Thebaldus terdiam. Ia tahu, kata-kata Anjany benar. Meski ia mencoba, ada sesuatu yang hilang.
Mereka bertemu lagi lewat video call. Senyum terlihat, tapi terasa kaku. Candaan dilontarkan, tapi hambar.
“Kita masih bisa bertahan kan, Baldus?” tanya Anjany, matanya basah.
“Aku pengen.
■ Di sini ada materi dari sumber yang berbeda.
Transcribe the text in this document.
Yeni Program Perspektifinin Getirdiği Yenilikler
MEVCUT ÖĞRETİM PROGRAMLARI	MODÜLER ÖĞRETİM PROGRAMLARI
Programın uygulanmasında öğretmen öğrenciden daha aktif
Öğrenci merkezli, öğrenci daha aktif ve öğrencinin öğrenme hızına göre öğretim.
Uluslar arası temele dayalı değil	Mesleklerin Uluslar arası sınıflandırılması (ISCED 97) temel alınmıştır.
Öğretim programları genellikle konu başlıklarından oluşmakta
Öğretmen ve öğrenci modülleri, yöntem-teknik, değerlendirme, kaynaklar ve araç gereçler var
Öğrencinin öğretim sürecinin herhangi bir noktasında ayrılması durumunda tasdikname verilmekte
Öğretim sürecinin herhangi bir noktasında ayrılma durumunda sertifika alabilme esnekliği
Tapi kalau terus begini, aku takut kita saling hancur.”
“Jangan bilang gitu. Aku nggak mau kehilangan kamu.”
“Aku juga nggak mau. Tapi aku nggak bisa bohong. Kita udah nggak kayak dulu.”
Air mata jatuh di kedua sisi layar. Mereka menangis, tapi tangis itu tidak memperbaiki apa pun.
Hari demi hari, usaha mereka terasa sia-sia. Janji-janji yang dulu indah kini terdengar seperti beban. Kata-kata “aku cinta kamu” yang dulu hangat kini terasa kosong.
Cinta mereka pernah bersemi di Ruteng, tumbuh di pondok bambu, diteguhkan oleh senja. Tapi di tengah jarak, cinta itu perlahan kehilangan bentuknya.
Mereka berusaha bertahan, tapi kenyataan berkata lain: cinta tak bisa hidup hanya dari kenangan.